What has changed most — and continues to change — in energy consumption are data-center managers’ awareness of the environment within and around the data center and their ability to respond to it. In fact it has changed the way data centers are being planned, according to Alger. Until now engineers’ goal was to stay ahead of growth; they would assign a given amount of data-center space to some group that may ultimately only use half of it. That meant the power reserved for that space could not be reused elsewhere. With its data center in Allen, Texas, Cisco stopped planning that way and instead implemented a flexible power scheme that allowed unused energy in one cabinet to be used in another.
Each cabinet in that center, among 750 cabinets, is provided with, on average, 6.5 kilowatts of power, but the room can accommodate up to 20 kilowatts for any cabinet that needs it, “so we consume all the power before having to move to another build,” Alger said.

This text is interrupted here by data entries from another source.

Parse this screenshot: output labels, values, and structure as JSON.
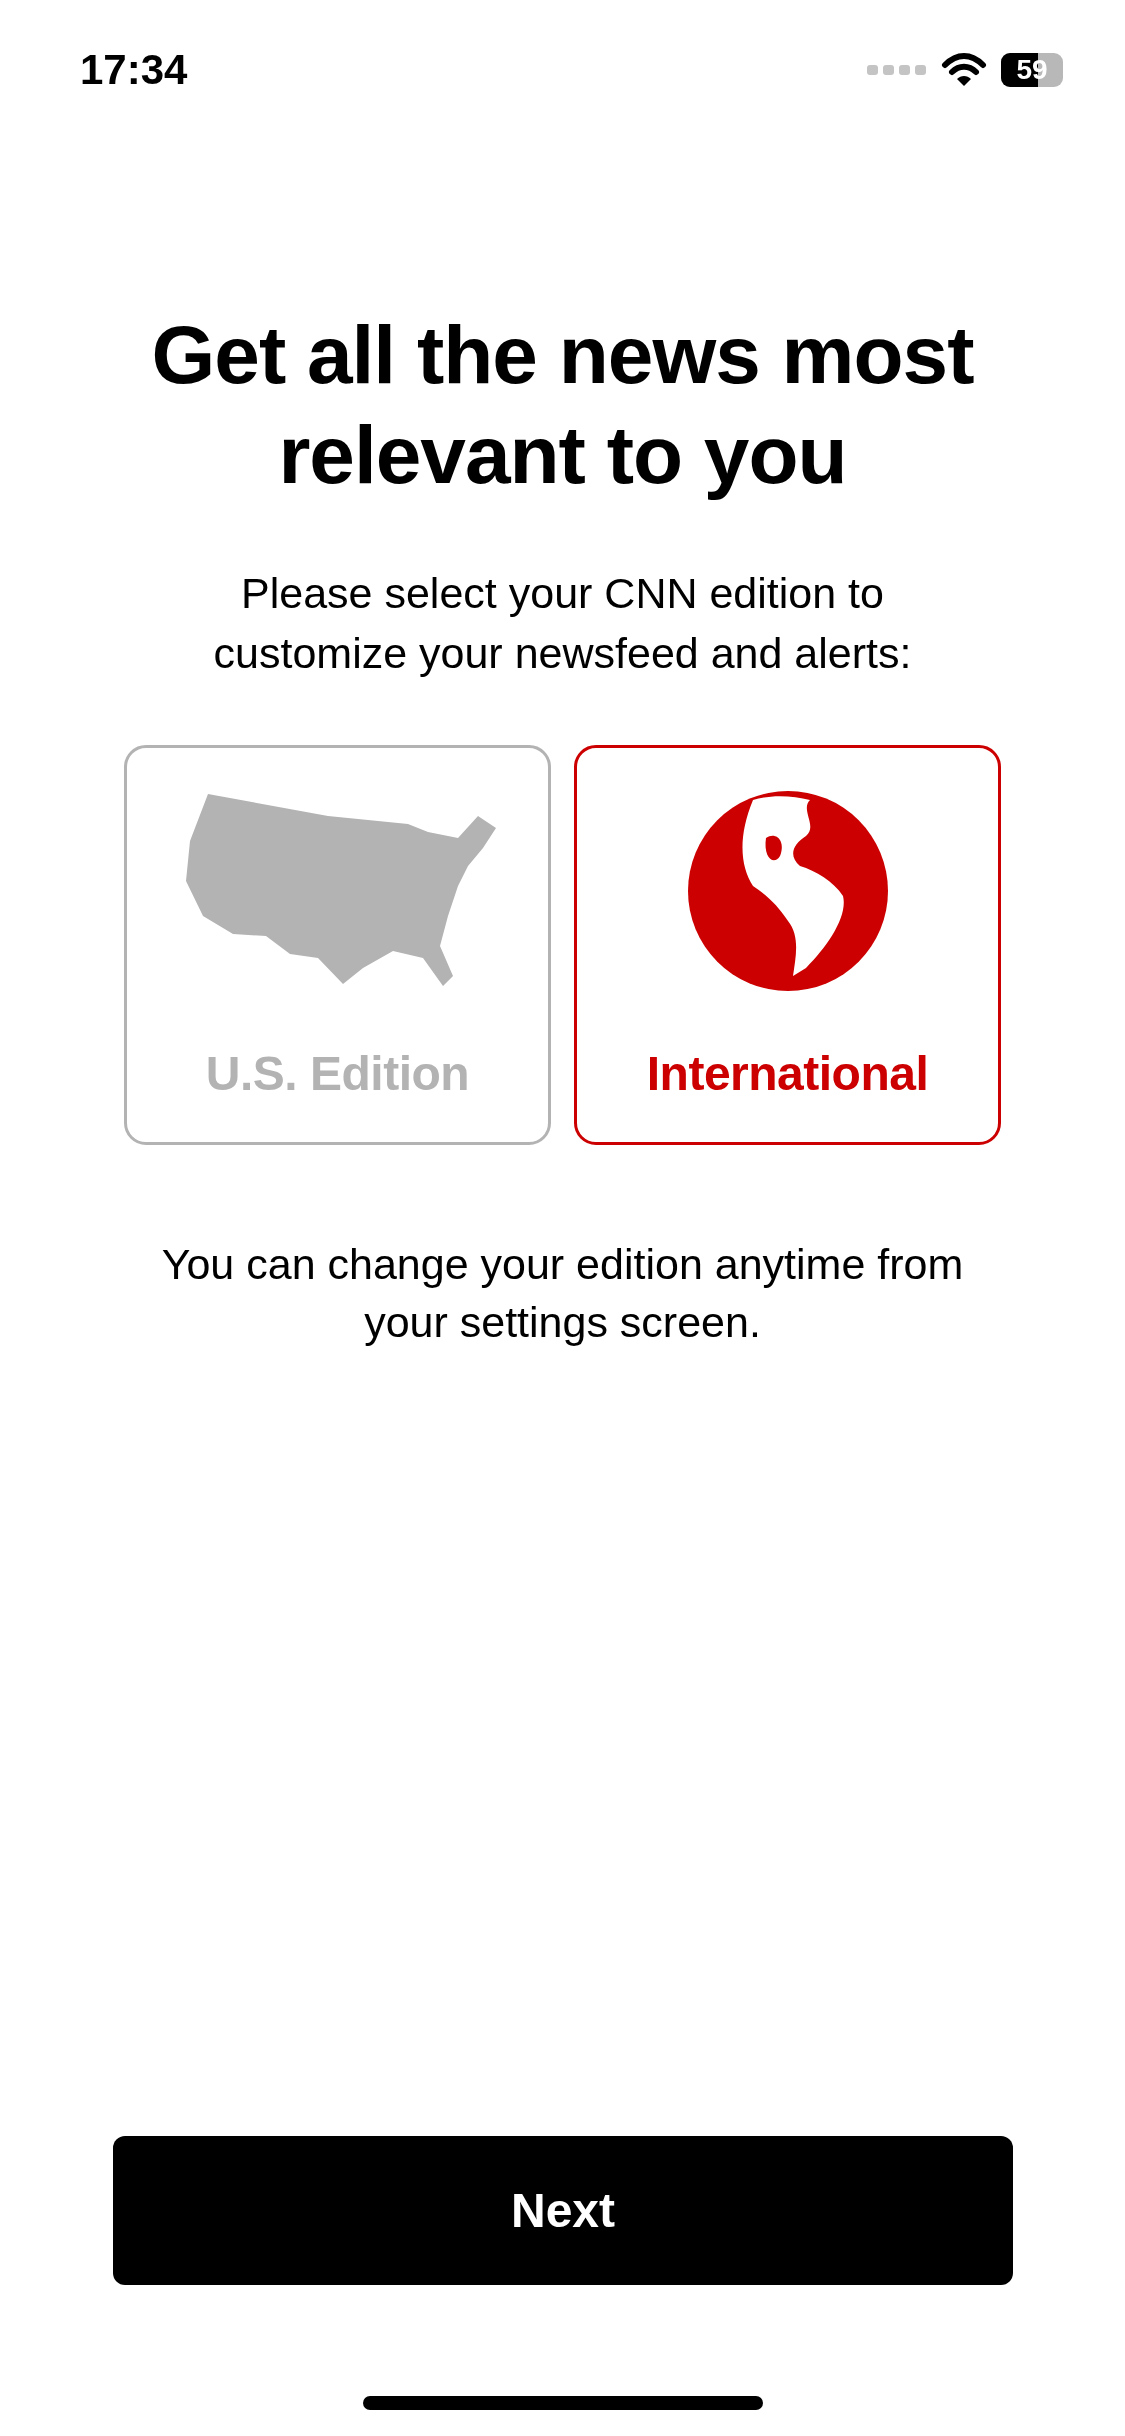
{
  "status_bar": {
    "time": "17:34",
    "battery": "59"
  },
  "title": "Get all the news most relevant to you",
  "subtitle": "Please select your CNN edition to customize your newsfeed and alerts:",
  "editions": [
    {
      "label": "U.S. Edition",
      "kind": "map",
      "selected": false
    },
    {
      "label": "International",
      "kind": "globe",
      "selected": true
    }
  ],
  "note": "You can change your edition anytime from your settings screen.",
  "next_button": "Next"
}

In addition the Allen data center uses outside air for cooling at least half the year, saving $600,000 to $800,000 in local power costs by doing so.
Environmental efficiency is only tangentially related to security, but in the long run it allows companies to choose data-center sites that will not fall victim to changing climates.
Although data centers have come a long way in terms of capacity and efficiency, and despite an interest in pushing the state of the art, there is one thing that ensures a slower embrace of change than the rest of the network, and it isn’t the fear and skepticism surrounding security. It is, as Alger said, a base conservatism of folks in the data center that’s driven by the embrace of a more important factor: “The ultimate mission is to run and be available, so anything that can be accomplished with new technology is fantastic, but it must get in line behind availability.”